= At Home (TV series) =

American TV variety series (1944–1945)

At Home is an American television series that aired on New York City station WCBW from 1944 to 1945. The series was a variety show, one of the first such series produced for American television. Ernie Waxman was the show's pianist. The series ended when the American Federation of Musicians said that Waxman could no longer play for both TV and radio programs. The program was broadcast on Fridays from 8 to 10 p.m. Tony Miner was the producer.

==Format==
The series presented variety acts. One episode, for example, featured comedian Bernie West, dancer Ronnie Cunningham, singer Vera Pandowsky, guitarist Youl Bryner, and was hosted by Paquita Anderson. A different episode featured dancer Sandra Barrett and juggler Senor Francisco.
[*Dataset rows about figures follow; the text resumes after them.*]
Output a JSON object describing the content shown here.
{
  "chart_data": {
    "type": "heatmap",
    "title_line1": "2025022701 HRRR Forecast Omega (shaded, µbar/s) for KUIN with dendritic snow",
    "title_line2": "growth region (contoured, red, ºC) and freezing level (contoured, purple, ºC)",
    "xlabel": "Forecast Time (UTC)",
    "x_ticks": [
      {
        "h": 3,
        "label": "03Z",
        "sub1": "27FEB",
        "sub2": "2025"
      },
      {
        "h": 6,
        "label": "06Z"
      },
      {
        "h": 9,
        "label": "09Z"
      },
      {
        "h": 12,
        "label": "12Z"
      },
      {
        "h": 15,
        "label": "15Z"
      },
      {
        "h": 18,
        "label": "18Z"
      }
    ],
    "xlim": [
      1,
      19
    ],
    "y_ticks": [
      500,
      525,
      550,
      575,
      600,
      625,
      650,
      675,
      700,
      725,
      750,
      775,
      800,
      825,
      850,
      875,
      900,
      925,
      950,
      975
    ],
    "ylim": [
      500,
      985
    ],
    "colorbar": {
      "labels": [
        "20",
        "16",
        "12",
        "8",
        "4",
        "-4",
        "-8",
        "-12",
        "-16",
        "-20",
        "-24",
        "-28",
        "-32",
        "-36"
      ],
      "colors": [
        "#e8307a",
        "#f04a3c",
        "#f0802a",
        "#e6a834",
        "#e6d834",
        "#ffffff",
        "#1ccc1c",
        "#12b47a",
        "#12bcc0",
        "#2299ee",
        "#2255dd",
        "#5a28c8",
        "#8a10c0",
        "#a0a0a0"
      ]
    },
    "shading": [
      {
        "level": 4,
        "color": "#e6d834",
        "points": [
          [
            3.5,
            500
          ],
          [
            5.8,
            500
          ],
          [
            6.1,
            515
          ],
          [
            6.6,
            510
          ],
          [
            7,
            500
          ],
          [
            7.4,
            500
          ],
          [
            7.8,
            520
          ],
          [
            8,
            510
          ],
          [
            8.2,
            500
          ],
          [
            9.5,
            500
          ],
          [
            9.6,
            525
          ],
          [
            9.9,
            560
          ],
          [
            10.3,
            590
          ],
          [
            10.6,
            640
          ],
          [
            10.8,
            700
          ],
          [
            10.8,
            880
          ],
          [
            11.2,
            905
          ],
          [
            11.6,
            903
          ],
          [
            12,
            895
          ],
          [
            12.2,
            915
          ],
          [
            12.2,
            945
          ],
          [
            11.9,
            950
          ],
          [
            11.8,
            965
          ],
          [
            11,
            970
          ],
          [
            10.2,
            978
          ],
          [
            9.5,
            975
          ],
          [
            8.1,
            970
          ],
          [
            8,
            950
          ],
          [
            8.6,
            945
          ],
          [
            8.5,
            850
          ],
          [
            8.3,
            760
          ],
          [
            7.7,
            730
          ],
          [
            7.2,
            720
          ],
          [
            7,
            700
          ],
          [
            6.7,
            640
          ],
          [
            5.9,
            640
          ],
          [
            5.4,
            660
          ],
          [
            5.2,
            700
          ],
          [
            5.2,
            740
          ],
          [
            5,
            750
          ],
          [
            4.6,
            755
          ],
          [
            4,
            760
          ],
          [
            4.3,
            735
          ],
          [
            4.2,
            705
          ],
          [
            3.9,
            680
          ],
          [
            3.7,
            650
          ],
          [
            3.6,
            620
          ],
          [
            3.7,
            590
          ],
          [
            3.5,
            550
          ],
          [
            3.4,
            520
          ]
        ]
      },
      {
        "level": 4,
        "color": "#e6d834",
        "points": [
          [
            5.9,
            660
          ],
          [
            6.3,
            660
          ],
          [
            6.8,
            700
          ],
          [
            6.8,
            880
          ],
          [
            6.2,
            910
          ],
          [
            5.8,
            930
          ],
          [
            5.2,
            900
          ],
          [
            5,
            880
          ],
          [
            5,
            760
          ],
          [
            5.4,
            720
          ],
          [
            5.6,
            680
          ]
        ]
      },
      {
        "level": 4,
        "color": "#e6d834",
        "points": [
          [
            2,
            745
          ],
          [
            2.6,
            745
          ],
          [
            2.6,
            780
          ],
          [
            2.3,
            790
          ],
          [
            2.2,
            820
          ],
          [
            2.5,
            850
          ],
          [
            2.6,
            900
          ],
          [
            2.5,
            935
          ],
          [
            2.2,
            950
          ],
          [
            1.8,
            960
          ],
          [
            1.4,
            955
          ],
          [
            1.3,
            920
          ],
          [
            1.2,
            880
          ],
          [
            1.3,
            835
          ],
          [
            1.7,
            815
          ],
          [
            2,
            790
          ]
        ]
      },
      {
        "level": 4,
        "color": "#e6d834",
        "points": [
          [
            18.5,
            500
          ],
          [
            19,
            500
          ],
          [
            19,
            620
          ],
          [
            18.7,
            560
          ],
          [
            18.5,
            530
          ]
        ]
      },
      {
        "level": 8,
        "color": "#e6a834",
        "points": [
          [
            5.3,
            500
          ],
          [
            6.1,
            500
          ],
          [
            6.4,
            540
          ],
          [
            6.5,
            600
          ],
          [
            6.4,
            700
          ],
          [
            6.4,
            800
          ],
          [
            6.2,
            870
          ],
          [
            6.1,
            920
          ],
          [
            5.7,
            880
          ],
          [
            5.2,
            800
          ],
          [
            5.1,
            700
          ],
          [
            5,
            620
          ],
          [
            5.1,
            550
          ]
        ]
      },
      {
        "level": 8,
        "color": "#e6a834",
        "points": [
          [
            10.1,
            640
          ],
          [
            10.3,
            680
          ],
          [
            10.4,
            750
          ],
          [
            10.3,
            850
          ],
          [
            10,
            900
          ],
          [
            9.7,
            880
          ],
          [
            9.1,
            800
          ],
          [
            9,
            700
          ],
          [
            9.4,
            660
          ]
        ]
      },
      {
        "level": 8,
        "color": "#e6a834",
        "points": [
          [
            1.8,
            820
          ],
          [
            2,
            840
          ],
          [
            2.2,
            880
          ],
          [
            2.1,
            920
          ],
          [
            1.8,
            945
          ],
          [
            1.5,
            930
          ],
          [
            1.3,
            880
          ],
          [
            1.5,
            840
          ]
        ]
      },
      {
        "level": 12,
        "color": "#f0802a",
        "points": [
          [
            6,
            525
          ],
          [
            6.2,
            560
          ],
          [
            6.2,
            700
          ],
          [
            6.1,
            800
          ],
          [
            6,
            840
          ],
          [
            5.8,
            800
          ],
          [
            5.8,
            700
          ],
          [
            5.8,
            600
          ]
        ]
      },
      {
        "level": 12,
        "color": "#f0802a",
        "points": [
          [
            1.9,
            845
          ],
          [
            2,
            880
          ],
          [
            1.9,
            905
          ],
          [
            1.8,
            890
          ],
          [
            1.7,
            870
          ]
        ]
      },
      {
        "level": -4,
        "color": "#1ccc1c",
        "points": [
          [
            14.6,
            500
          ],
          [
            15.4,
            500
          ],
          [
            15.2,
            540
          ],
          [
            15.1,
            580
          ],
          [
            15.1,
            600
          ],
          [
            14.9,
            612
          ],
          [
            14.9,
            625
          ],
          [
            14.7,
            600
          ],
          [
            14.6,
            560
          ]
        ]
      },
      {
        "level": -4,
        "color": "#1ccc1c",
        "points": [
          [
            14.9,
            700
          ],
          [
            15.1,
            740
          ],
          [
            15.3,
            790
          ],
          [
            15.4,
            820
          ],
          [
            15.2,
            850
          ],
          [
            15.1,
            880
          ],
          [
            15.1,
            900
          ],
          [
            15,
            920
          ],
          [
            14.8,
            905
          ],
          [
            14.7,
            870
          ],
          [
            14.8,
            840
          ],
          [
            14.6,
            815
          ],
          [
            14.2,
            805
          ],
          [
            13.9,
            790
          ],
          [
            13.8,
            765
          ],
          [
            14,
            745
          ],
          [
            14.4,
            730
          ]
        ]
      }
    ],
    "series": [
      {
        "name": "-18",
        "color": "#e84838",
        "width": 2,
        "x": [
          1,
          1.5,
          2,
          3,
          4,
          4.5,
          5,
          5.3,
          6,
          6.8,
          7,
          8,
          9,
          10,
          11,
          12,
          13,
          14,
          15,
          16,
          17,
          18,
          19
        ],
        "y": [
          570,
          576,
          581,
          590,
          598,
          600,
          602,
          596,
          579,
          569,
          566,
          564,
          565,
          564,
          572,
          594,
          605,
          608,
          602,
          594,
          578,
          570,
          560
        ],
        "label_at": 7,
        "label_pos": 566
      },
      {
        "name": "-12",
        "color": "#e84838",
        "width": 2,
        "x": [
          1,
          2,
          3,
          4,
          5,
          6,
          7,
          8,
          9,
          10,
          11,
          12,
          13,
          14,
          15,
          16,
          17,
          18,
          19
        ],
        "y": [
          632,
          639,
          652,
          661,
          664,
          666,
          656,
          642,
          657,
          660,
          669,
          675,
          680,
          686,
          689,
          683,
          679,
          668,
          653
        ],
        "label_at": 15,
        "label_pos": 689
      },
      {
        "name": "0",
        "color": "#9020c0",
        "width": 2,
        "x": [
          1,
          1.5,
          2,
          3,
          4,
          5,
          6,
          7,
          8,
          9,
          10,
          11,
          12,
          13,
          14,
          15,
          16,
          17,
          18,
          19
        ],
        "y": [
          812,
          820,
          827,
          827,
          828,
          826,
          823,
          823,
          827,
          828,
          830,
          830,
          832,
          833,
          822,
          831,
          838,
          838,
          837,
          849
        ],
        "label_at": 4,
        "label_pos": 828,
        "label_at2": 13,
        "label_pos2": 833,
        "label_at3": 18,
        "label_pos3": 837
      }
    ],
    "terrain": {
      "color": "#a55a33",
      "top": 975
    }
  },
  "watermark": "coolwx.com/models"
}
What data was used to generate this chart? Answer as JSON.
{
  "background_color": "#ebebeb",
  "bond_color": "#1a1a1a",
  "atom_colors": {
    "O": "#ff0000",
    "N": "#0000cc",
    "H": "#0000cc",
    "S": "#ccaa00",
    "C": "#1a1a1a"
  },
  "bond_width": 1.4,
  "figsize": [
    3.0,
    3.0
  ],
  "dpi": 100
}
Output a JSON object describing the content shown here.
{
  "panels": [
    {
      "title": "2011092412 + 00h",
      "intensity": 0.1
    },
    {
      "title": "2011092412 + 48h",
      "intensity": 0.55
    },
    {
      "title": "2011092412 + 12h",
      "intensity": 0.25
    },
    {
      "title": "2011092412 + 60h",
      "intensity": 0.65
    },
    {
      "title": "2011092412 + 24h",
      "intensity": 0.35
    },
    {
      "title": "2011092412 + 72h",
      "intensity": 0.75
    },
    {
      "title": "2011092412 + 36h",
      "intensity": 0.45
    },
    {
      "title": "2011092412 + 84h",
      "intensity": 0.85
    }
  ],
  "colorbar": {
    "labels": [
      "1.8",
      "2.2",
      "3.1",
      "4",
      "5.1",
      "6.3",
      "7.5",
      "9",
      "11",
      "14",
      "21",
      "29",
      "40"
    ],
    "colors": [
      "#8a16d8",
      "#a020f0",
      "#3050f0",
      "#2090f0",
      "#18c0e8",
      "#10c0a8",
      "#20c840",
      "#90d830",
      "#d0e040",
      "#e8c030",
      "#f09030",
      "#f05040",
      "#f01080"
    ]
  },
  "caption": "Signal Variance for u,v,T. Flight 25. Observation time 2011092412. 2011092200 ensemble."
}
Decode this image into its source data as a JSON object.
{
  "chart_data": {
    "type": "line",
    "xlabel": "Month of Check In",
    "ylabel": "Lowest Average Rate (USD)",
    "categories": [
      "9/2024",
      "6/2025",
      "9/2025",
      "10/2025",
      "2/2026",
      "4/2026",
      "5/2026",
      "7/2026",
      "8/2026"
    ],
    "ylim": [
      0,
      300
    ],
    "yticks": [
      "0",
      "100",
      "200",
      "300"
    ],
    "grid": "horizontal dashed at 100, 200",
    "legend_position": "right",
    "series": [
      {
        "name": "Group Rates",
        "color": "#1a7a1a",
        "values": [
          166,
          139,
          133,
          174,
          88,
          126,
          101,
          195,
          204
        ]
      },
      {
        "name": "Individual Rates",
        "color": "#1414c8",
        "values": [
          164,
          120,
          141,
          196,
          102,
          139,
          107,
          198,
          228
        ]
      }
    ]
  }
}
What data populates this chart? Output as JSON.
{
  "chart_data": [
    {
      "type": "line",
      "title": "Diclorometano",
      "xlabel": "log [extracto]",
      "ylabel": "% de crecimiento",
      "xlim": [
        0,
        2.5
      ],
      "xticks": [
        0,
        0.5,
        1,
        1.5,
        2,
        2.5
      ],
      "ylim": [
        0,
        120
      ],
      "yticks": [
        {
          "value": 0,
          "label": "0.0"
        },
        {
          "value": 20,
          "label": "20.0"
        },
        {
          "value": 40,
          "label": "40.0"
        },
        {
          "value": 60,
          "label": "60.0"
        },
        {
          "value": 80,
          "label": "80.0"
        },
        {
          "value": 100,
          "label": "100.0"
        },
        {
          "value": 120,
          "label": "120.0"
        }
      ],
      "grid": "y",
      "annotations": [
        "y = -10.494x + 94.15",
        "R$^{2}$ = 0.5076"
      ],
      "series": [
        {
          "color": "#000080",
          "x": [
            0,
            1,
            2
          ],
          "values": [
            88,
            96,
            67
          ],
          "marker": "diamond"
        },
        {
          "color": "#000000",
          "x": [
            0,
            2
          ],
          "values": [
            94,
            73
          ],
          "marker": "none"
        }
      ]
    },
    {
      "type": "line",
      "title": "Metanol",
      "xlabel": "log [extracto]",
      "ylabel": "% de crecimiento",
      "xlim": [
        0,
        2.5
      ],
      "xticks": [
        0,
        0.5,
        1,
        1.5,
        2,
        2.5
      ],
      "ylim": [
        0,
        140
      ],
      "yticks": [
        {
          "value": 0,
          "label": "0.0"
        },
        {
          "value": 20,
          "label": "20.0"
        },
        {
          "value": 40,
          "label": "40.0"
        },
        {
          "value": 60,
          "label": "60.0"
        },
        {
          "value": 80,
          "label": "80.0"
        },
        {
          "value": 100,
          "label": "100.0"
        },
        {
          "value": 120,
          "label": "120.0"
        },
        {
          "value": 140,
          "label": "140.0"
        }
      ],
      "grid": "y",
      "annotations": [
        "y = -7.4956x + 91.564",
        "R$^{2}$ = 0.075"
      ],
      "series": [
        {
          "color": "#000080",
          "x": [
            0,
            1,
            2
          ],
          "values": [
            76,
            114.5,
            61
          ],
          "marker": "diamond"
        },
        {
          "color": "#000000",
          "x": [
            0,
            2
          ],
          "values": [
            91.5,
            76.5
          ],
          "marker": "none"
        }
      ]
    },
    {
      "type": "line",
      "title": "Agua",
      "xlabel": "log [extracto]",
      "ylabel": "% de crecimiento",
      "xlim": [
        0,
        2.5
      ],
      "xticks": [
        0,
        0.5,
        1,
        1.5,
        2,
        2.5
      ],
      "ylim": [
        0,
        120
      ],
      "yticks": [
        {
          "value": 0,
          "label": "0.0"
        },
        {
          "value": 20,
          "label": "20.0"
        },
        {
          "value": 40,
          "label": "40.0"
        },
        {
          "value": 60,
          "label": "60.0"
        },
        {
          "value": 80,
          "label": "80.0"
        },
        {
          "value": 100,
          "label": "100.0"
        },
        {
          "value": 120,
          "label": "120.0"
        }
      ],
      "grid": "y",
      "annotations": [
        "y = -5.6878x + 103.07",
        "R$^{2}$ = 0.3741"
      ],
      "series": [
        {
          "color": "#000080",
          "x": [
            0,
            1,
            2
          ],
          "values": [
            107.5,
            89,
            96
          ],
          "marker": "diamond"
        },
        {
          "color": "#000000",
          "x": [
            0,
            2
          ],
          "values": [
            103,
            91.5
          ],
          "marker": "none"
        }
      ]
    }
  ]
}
Other content of episodes included presenting "entertainment and points of interest" for people visiting New York City, a fashion show, a discussion of sports, analysis of news, a "Will You Remember?" segment, and showing of films related to wartime.

==Episode status==
Methods to record live television did not exist until late 1947. As such, the series is most likely lost except possibly for still photographs.

==Critical response==
The trade publication Billboard said that in August 1944 that At Home was "just about one of the best examples of video variety programing this department has ever seen". The review complimented Miner for his direction and the performers "for their poise, fast chatter and definite talents". Flaws that it pointed out included use of three-quarter shots for a dance routine and the use of "uncontrasting gray tones that become monotonous to the viewer".